No, it was what Klaus had told her last night which was at the
core of her current rage. A rage at once so hot and so helpless that it brought a paralysing depression in its train. Klaus was thinking of resigning his post at the Institute, had been brought to the point where he felt he could do nothing else but resign unless he were to turn his research to purposes which were anathema to him.
It was that which she felt with the force of a physical blow. Intelligent men, men she respected, conniving to pervert science, that pursuit of pure knowledge. Turning science to distorted ends. It was as if the whole fabric of her being, her hopes, were being undermined in that single act. For the universities to contain almost twice as many Nazis as the rest of the population was a statistic which made her bow her head in shame.
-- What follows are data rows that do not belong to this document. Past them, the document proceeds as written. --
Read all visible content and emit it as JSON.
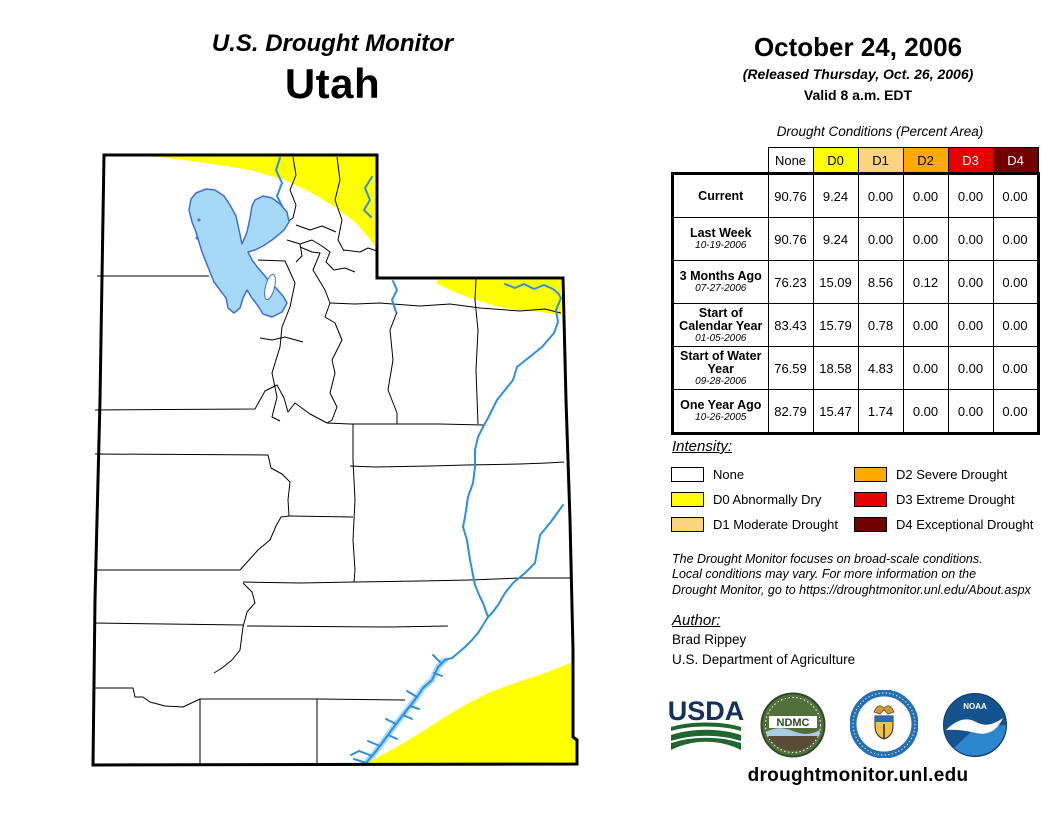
{
  "page": {
    "title_line1": "U.S. Drought Monitor",
    "title_line2": "Utah"
  },
  "header": {
    "date": "October 24, 2006",
    "released": "(Released Thursday, Oct. 26, 2006)",
    "valid": "Valid 8 a.m. EDT"
  },
  "table": {
    "title": "Drought Conditions (Percent Area)",
    "columns": [
      {
        "label": "None",
        "bg": "#FFFFFF",
        "fg": "#000000"
      },
      {
        "label": "D0",
        "bg": "#FFFF00",
        "fg": "#000000"
      },
      {
        "label": "D1",
        "bg": "#FCD37F",
        "fg": "#000000"
      },
      {
        "label": "D2",
        "bg": "#FFAA00",
        "fg": "#000000"
      },
      {
        "label": "D3",
        "bg": "#E60000",
        "fg": "#FFFFFF"
      },
      {
        "label": "D4",
        "bg": "#730000",
        "fg": "#FFFFFF"
      }
    ],
    "rows": [
      {
        "label": "Current",
        "sublabel": "",
        "values": [
          "90.76",
          "9.24",
          "0.00",
          "0.00",
          "0.00",
          "0.00"
        ]
      },
      {
        "label": "Last Week",
        "sublabel": "10-19-2006",
        "values": [
          "90.76",
          "9.24",
          "0.00",
          "0.00",
          "0.00",
          "0.00"
        ]
      },
      {
        "label": "3 Months Ago",
        "sublabel": "07-27-2006",
        "values": [
          "76.23",
          "15.09",
          "8.56",
          "0.12",
          "0.00",
          "0.00"
        ]
      },
      {
        "label": "Start of Calendar Year",
        "sublabel": "01-05-2006",
        "values": [
          "83.43",
          "15.79",
          "0.78",
          "0.00",
          "0.00",
          "0.00"
        ]
      },
      {
        "label": "Start of Water Year",
        "sublabel": "09-28-2006",
        "values": [
          "76.59",
          "18.58",
          "4.83",
          "0.00",
          "0.00",
          "0.00"
        ]
      },
      {
        "label": "One Year Ago",
        "sublabel": "10-26-2005",
        "values": [
          "82.79",
          "15.47",
          "1.74",
          "0.00",
          "0.00",
          "0.00"
        ]
      }
    ]
  },
  "legend": {
    "title": "Intensity:",
    "items": [
      {
        "code": "none",
        "label": "None",
        "color": "#FFFFFF"
      },
      {
        "code": "d0",
        "label": "D0 Abnormally Dry",
        "color": "#FFFF00"
      },
      {
        "code": "d1",
        "label": "D1 Moderate Drought",
        "color": "#FCD37F"
      },
      {
        "code": "d2",
        "label": "D2 Severe Drought",
        "color": "#FFAA00"
      },
      {
        "code": "d3",
        "label": "D3 Extreme Drought",
        "color": "#E60000"
      },
      {
        "code": "d4",
        "label": "D4 Exceptional Drought",
        "color": "#730000"
      }
    ]
  },
  "disclaimer": {
    "line1": "The Drought Monitor focuses on broad-scale conditions.",
    "line2": "Local conditions may vary. For more information on the",
    "line3": "Drought Monitor, go to https://droughtmonitor.unl.edu/About.aspx"
  },
  "author": {
    "heading": "Author:",
    "name": "Brad Rippey",
    "org": "U.S. Department of Agriculture"
  },
  "footer": {
    "website": "droughtmonitor.unl.edu"
  },
  "logos": {
    "usda": {
      "text": "USDA"
    },
    "ndmc": {
      "text": "NDMC"
    },
    "doc": {
      "text": ""
    },
    "noaa": {
      "text": "NOAA"
    }
  },
  "map": {
    "state": "Utah",
    "features": [
      "state-border",
      "county-boundaries",
      "d0-band-north",
      "d0-patch-northeast",
      "d0-wedge-southeast",
      "great-salt-lake",
      "antelope-island",
      "bear-river",
      "green-river",
      "colorado-river",
      "lake-powell"
    ],
    "colors": {
      "d0": "#FFFF00",
      "d1": "#FCD37F",
      "d2": "#FFAA00",
      "d3": "#E60000",
      "d4": "#730000",
      "water_fill": "#A6D9F7",
      "river": "#2E8FE0",
      "lake_outline": "#3E6FD8"
    }
  }
}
Over the last years Klaus had been carrying out research into brain pathology. Now a new head of department had arrived at the laboratory. He was a political appointee and he was putting pressure on Klaus to focus on the difference between Jewish and Aryan brains, in order to pin-point the biological roots of degeneracy, to localize hereditary psychopathic signs. The perversion of it shook her. The racial hygienists were winning.
Bettina pushed her chair too noisily back from the table. ‘Corinne will you see to the little ones with Martha. I need a walk.’
Corinne glanced up at her sullenly. ‘But I wanted to have a talk with you.’
‘It can wait an hour, my dear, can’t it? Then my head will be clearer.’
The girl nodded.
Bettina looked at her for a moment. She suspected what Corinne wanted to talk to her about. Had thought she had noticed a slight swelling of breasts and waistline. But she had held back from doing anything. That too was unlike her.
‘Shall I join you for a bit, Mutti?’ Max was looking at her anxiously.
Bettina nodded.
They walked silently away from the house, into the park where the crocuses had begun to show their plump heads. She could feel Max waiting patiently for her to speak.
‘Your father is under pressure,’ she said at last and hurried to explain.